Working at the store is fun (for now), but…it’s retail. I’m sorry, but I am not one of those people who is happy working at retail forever and ever. If you are, that is great, and I am happy for (and jealous of) you, but I’m not. It’s a great transitionary, temporary job for me. And quite frankly, it gets me out of the house and talking with people. I feel like I have a little community there, of like-minded, friendly people who I like to talk to and hang out with. It’s the only community I have at the moment. The job is great. But it’s not a purpose. It’s not something I can stand up and say I’m proud to do. Fun? Yes. But something I can pin my identity on, that can give me purpose even in part? No.

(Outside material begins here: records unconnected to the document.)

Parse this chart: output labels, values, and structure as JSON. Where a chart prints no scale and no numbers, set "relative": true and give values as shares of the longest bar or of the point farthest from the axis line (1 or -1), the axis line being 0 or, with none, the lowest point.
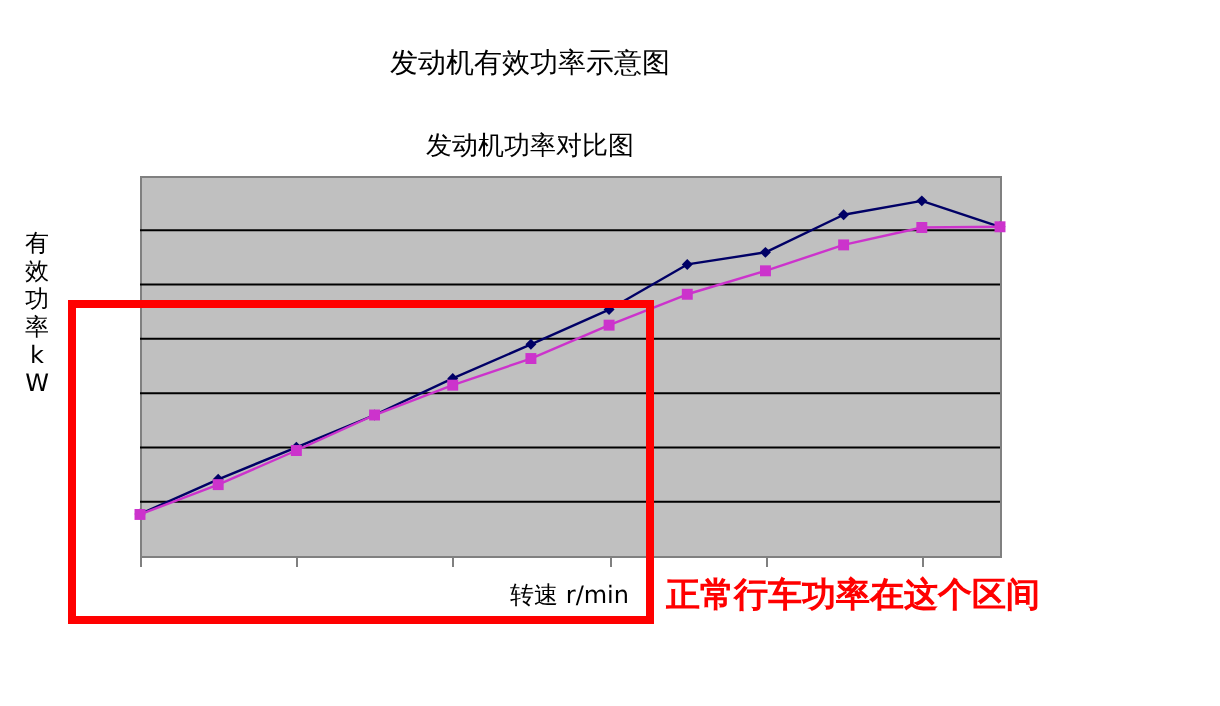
{
  "chart_data": {
    "type": "line",
    "title": "发动机有效功率示意图",
    "subtitle": "发动机功率对比图",
    "xlabel": "转速 r/min",
    "ylabel": "有效功率 kW",
    "relative": true,
    "grid": "y",
    "line_style": "solid",
    "categories": [
      null,
      null,
      null,
      null,
      null,
      null,
      null,
      null,
      null,
      null,
      null,
      null
    ],
    "series": [
      {
        "color": "#000066",
        "marker": "diamond",
        "values": [
          0.118,
          0.216,
          0.306,
          0.397,
          0.5,
          0.596,
          0.694,
          0.821,
          0.855,
          0.961,
          1,
          0.927
        ]
      },
      {
        "color": "#cc33cc",
        "marker": "square",
        "values": [
          0.117,
          0.201,
          0.297,
          0.397,
          0.481,
          0.556,
          0.65,
          0.737,
          0.803,
          0.876,
          0.925,
          0.927
        ]
      }
    ],
    "annotations": [
      "正常行车功率在这个区间"
    ]
  }
}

I just….think there’s not a lot for me to feel proud of in my life right now. I still feel humiliated I had to leave my job (it is hard for me to even write “had” to, because I scream at myself that I was just lazy and wanted to). Dog training is something that is cool…but it’s not enough to stand on its own. And there’s nothing else.
And when I don’t feel proud of what I’m doing with my life, it’s hard to take pride in anything else.
I feel like I’m in transition. But it’s not transition to anything.
I quit my job so I could get healthy. Then I could get back to life. That was the plan.
But I’m realizing that I will never be healthy. I just need to learn to cope with what I’ve got.
And I don’t know what life I’ll be “getting back” to. I can’t go back to my old line of work. I have no real purpose I can throw myself in to.
I have always viewed myself as having a full-time job (at least until I had kids). I can’t do that. I can’t. But I don’t know how to leave that vision behind. How to take pride in where I am now.
And I can’t come up with anything else I would be proud to do, certainly not that I could do with the preparation I have. And, since I left my job, I don’t have the money to go through a bunch of preparation for something new (whoever says “You can do whatever you want with any college degree!” is full of **it. I can be an engineer. Or I can be an unskilled worker. The degree you get matters). Plus, if I want to have kids within the next couple years, there’s no time to go through preparations and get into a job, just to leave it with a baby for awhile.
I have no pride in where I am. And I can’t see where I can go that I can take pride in. This is weakness. I need to grasp where I am, I need to be proud of it, I need to find the good and the great where it is and focus on that!
But on a gut level, I’m having a hard time with that.
And when I am not feeling pride in my life, when I am feeling embarrassed when anyone asks me what I do, or when I look at my days, it’s hard to get the motivation to do the little things.
Even running my freaking business.
Hell, even getting up off the god-damned couch!
It’s pathetic. It’s weakness. But I don’t know how to get over it.
I’m not sure how to pull myself out of this rut. But I’ve got to find a way.